You may be considering purchasing a tent and be completely overwhelmed with the obtainable options. There are literally hundreds of different styles made by over a dozen different manufacturers. However, once you think about what you are really trying to accomplish it becomes much easier to thin down the list of options.
The most important factor for tent selection is use. As you think about use you want to consider the weight of the tent and how often you will be setting up. If you are hiking or touring you want a tent that is lightweight, easy to setup and tear down. If you will be staying in a single location you will be more concerned with overall comfort of tent. This should come first because if you are hiking with a large group you may think that you need a large tent, but then one person gets stuck carrying a heavy tent vs. everyone carrying lightweight single tents.
Closely related to the issue of use is the category of size. Size is typically defined by the number of people that can sleep in the tent. Most experienced campers recommend getting a tent larger than the number of people that will truly be sleeping in the tent. For example, a family of 4 may wan to consider getting a 6 person tent so there is abundant room to move around and store any items that need to be kept out of the rain. Another suggestion is to get a tent referred to as a viz-a-viz. These tents have two compartments. Perhaps the kids get one side and the parents the other or sleeping on one side and gear on the other.
3. Setup Effort
Setup effort is again tied to use. If you will be hiking and touring you will want a tent that is easy to setup and tear down. If you will be staying in place for more than a week you will want a tent that may take longer, but has the opportunity to use guy lines, stakes and other features to keep the tent strong and dry.

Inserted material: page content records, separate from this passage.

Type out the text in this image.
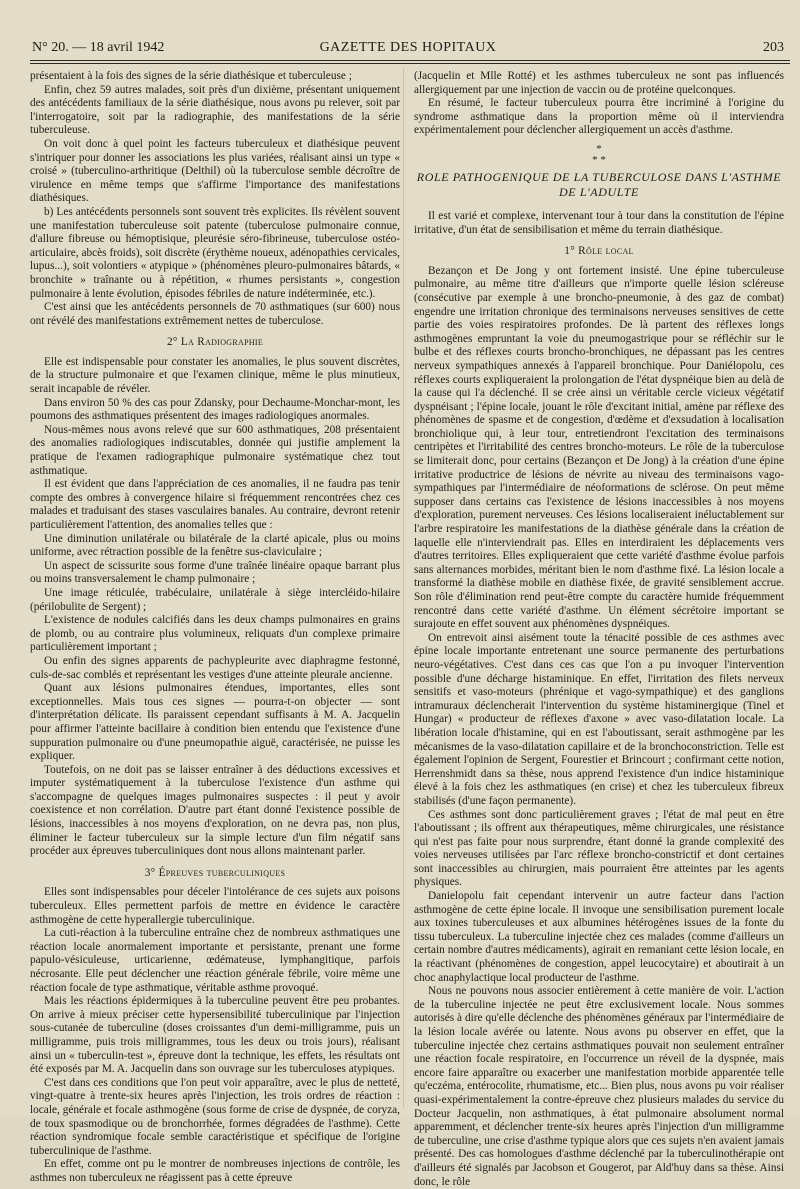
N° 20. — 18 avril 1942	GAZETTE DES HOPITAUX	203

présentaient à la fois des signes de la série diathésique et tuberculeuse ;

Enfin, chez 59 autres malades, soit près d'un dixième, présentant uniquement des antécédents familiaux de la série diathésique, nous avons pu relever, soit par l'interrogatoire, soit par la radiographie, des manifestations de la série tuberculeuse.

On voit donc à quel point les facteurs tuberculeux et diathésique peuvent s'intriquer pour donner les associations les plus variées, réalisant ainsi un type « croisé » (tuberculino-arthritique (Delthil) où la tuberculose semble décroître de virulence en même temps que s'affirme l'importance des manifestations diathésiques.

b) Les antécédents personnels sont souvent très explicites. Ils révèlent souvent une manifestation tuberculeuse soit patente (tuberculose pulmonaire connue, d'allure fibreuse ou hémoptisique, pleurésie séro-fibrineuse, tuberculose ostéo-articulaire, abcès froids), soit discrète (érythème noueux, adénopathies cervicales, lupus...), soit volontiers « atypique » (phénomènes pleuro-pulmonaires bâtards, « bronchite » traînante ou à répétition, « rhumes persistants », congestion pulmonaire à lente évolution, épisodes fébriles de nature indéterminée, etc.).

C'est ainsi que les antécédents personnels de 70 asthmatiques (sur 600) nous ont révélé des manifestations extrêmement nettes de tuberculose.

2° La Radiographie

Elle est indispensable pour constater les anomalies, le plus souvent discrètes, de la structure pulmonaire et que l'examen clinique, même le plus minutieux, serait incapable de révéler.

Dans environ 50 % des cas pour Zdansky, pour Dechaume-Monchar-mont, les poumons des asthmatiques présentent des images radiologiques anormales.

Nous-mêmes nous avons relevé que sur 600 asthmatiques, 208 présentaient des anomalies radiologiques indiscutables, donnée qui justifie amplement la pratique de l'examen radiographique pulmonaire systématique chez tout asthmatique.

Il est évident que dans l'appréciation de ces anomalies, il ne faudra pas tenir compte des ombres à convergence hilaire si fréquemment rencontrées chez ces malades et traduisant des stases vasculaires banales. Au contraire, devront retenir particulièrement l'attention, des anomalies telles que :

Une diminution unilatérale ou bilatérale de la clarté apicale, plus ou moins uniforme, avec rétraction possible de la fenêtre sus-claviculaire ;

Un aspect de scissurite sous forme d'une traînée linéaire opaque barrant plus ou moins transversalement le champ pulmonaire ;

Une image réticulée, trabéculaire, unilatérale à siège intercléido-hilaire (périlobulite de Sergent) ;

L'existence de nodules calcifiés dans les deux champs pulmonaires en grains de plomb, ou au contraire plus volumineux, reliquats d'un complexe primaire particulièrement important ;

Ou enfin des signes apparents de pachypleurite avec diaphragme festonné, culs-de-sac comblés et représentant les vestiges d'une atteinte pleurale ancienne.

Quant aux lésions pulmonaires étendues, importantes, elles sont exceptionnelles. Mais tous ces signes — pourra-t-on objecter — sont d'interprétation délicate. Ils paraissent cependant suffisants à M. A. Jacquelin pour affirmer l'atteinte bacillaire à condition bien entendu que l'existence d'une suppuration pulmonaire ou d'une pneumopathie aiguë, caractérisée, ne puisse les expliquer.

Toutefois, on ne doit pas se laisser entraîner à des déductions excessives et imputer systématiquement à la tuberculose l'existence d'un asthme qui s'accompagne de quelques images pulmonaires suspectes : il peut y avoir coexistence et non corrélation. D'autre part étant donné l'existence possible de lésions, inaccessibles à nos moyens d'exploration, on ne devra pas, non plus, éliminer le facteur tuberculeux sur la simple lecture d'un film négatif sans procéder aux épreuves tuberculiniques dont nous allons maintenant parler.

3° Épreuves tuberculiniques

Elles sont indispensables pour déceler l'intolérance de ces sujets aux poisons tuberculeux. Elles permettent parfois de mettre en évidence le caractère asthmogène de cette hyperallergie tuberculinique.

La cuti-réaction à la tuberculine entraîne chez de nombreux asthmatiques une réaction locale anormalement importante et persistante, prenant une forme papulo-vésiculeuse, urticarienne, œdémateuse, lymphangitique, parfois nécrosante. Elle peut déclencher une réaction générale fébrile, voire même une réaction focale de type asthmatique, véritable asthme provoqué.

Mais les réactions épidermiques à la tuberculine peuvent être peu probantes. On arrive à mieux préciser cette hypersensibilité tuberculinique par l'injection sous-cutanée de tuberculine (doses croissantes d'un demi-milligramme, puis un milligramme, puis trois milligrammes, tous les deux ou trois jours), réalisant ainsi un « tuberculin-test », épreuve dont la technique, les effets, les résultats ont été exposés par M. A. Jacquelin dans son ouvrage sur les tuberculoses atypiques.

C'est dans ces conditions que l'on peut voir apparaître, avec le plus de netteté, vingt-quatre à trente-six heures après l'injection, les trois ordres de réaction : locale, générale et focale asthmogène (sous forme de crise de dyspnée, de coryza, de toux spasmodique ou de bronchorrhée, formes dégradées de l'asthme). Cette réaction syndromique focale semble caractéristique et spécifique de l'origine tuberculinique de l'asthme.

En effet, comme ont pu le montrer de nombreuses injections de contrôle, les asthmes non tuberculeux ne réagissent pas à cette épreuve

(Jacquelin et Mlle Rotté) et les asthmes tuberculeux ne sont pas influencés allergiquement par une injection de vaccin ou de protéine quelconques.

En résumé, le facteur tuberculeux pourra être incriminé à l'origine du syndrome asthmatique dans la proportion même où il interviendra expérimentalement pour déclencher allergiquement un accès d'asthme.

*
* *
ROLE PATHOGENIQUE DE LA TUBERCULOSE DANS L'ASTHME DE L'ADULTE

Il est varié et complexe, intervenant tour à tour dans la constitution de l'épine irritative, d'un état de sensibilisation et même du terrain diathésique.

1° Rôle local

Bezançon et De Jong y ont fortement insisté. Une épine tuberculeuse pulmonaire, au même titre d'ailleurs que n'importe quelle lésion scléreuse (consécutive par exemple à une broncho-pneumonie, à des gaz de combat) engendre une irritation chronique des terminaisons nerveuses sensitives de cette partie des voies respiratoires profondes. De là partent des réflexes longs asthmogènes empruntant la voie du pneumogastrique pour se réfléchir sur le bulbe et des réflexes courts broncho-bronchiques, ne dépassant pas les centres nerveux sympathiques annexés à l'appareil bronchique. Pour Daniélopolu, ces réflexes courts expliqueraient la prolongation de l'état dyspnéique bien au delà de la cause qui l'a déclenché. Il se crée ainsi un véritable cercle vicieux végétatif dyspnéisant ; l'épine locale, jouant le rôle d'excitant initial, amène par réflexe des phénomènes de spasme et de congestion, d'œdème et d'exsudation à localisation bronchiolique qui, à leur tour, entretiendront l'excitation des terminaisons centripètes et l'irritabilité des centres broncho-moteurs. Le rôle de la tuberculose se limiterait donc, pour certains (Bezançon et De Jong) à la création d'une épine irritative productrice de lésions de névrite au niveau des terminaisons vago-sympathiques par l'intermédiaire de néoformations de sclérose. On peut même supposer dans certains cas l'existence de lésions inaccessibles à nos moyens d'exploration, purement nerveuses. Ces lésions localiseraient inéluctablement sur l'arbre respiratoire les manifestations de la diathèse générale dans la création de laquelle elle n'interviendrait pas. Elles en interdiraient les déplacements vers d'autres territoires. Elles expliqueraient que cette variété d'asthme évolue parfois sans alternances morbides, méritant bien le nom d'asthme fixé. La lésion locale a transformé la diathèse mobile en diathèse fixée, de gravité sensiblement accrue. Son rôle d'élimination rend peut-être compte du caractère humide fréquemment rencontré dans cette variété d'asthme. Un élément sécrétoire important se surajoute en effet souvent aux phénomènes dyspnéiques.

On entrevoit ainsi aisément toute la ténacité possible de ces asthmes avec épine locale importante entretenant une source permanente des perturbations neuro-végétatives. C'est dans ces cas que l'on a pu invoquer l'intervention possible d'une décharge histaminique. En effet, l'irritation des filets nerveux sensitifs et vaso-moteurs (phrénique et vago-sympathique) et des ganglions intramuraux déclencherait l'intervention du système histaminergique (Tinel et Hungar) « producteur de réflexes d'axone » avec vaso-dilatation locale. La libération locale d'histamine, qui en est l'aboutissant, serait asthmogène par les mécanismes de la vaso-dilatation capillaire et de la bronchoconstriction. Telle est également l'opinion de Sergent, Fourestier et Brincourt ; confirmant cette notion, Herrenshmidt dans sa thèse, nous apprend l'existence d'un indice histaminique élevé à la fois chez les asthmatiques (en crise) et chez les tuberculeux fibreux stabilisés (d'une façon permanente).

Ces asthmes sont donc particulièrement graves ; l'état de mal peut en être l'aboutissant ; ils offrent aux thérapeutiques, même chirurgicales, une résistance qui n'est pas faite pour nous surprendre, étant donné la grande complexité des voies nerveuses utilisées par l'arc réflexe broncho-constrictif et dont certaines sont inaccessibles au chirurgien, mais pourraient être atteintes par les agents physiques.

Danielopolu fait cependant intervenir un autre facteur dans l'action asthmogène de cette épine locale. Il invoque une sensibilisation purement locale aux toxines tuberculeuses et aux albumines hétérogènes issues de la fonte du tissu tuberculeux. La tuberculine injectée chez ces malades (comme d'ailleurs un certain nombre d'autres médicaments), agirait en remaniant cette lésion locale, en la réactivant (phénomènes de congestion, appel leucocytaire) et aboutirait à un choc anaphylactique local producteur de l'asthme.

Nous ne pouvons nous associer entièrement à cette manière de voir. L'action de la tuberculine injectée ne peut être exclusivement locale. Nous sommes autorisés à dire qu'elle déclenche des phénomènes généraux par l'intermédiaire de la lésion locale avérée ou latente. Nous avons pu observer en effet, que la tuberculine injectée chez certains asthmatiques pouvait non seulement entraîner une réaction focale respiratoire, en l'occurrence un réveil de la dyspnée, mais encore faire apparaître ou exacerber une manifestation morbide apparentée telle qu'eczéma, entérocolite, rhumatisme, etc... Bien plus, nous avons pu voir réaliser quasi-expérimentalement la contre-épreuve chez plusieurs malades du service du Docteur Jacquelin, non asthmatiques, à état pulmonaire absolument normal apparemment, et déclencher trente-six heures après l'injection d'un milligramme de tuberculine, une crise d'asthme typique alors que ces sujets n'en avaient jamais présenté. Des cas homologues d'asthme déclenché par la tuberculinothérapie ont d'ailleurs été signalés par Jacobson et Gougerot, par Ald'huy dans sa thèse. Ainsi donc, le rôle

4. Weather Conditions (Season)
Tent manufacturers also categorize their tents by season. Season is associated with the materials and workmanship that goes into the tent. Typically, a one season tent is to be used in the summer and is capable of dealing with light wind and rain. A three season is for spring, summer and fall. A four season tent is designed to manager heavy snowfall, strong winds and rain. These tents are sometimes classified as expedition tents.
The last consideration is cost. While some tents may seem expensive at several hundred dollars or more if you consider how much it costs to stay in a hotel, rent an RV or other shelter the value a tent provides is tough to beat. For the cost of a single night in a hotel you can have a shelter that you can use for years to come.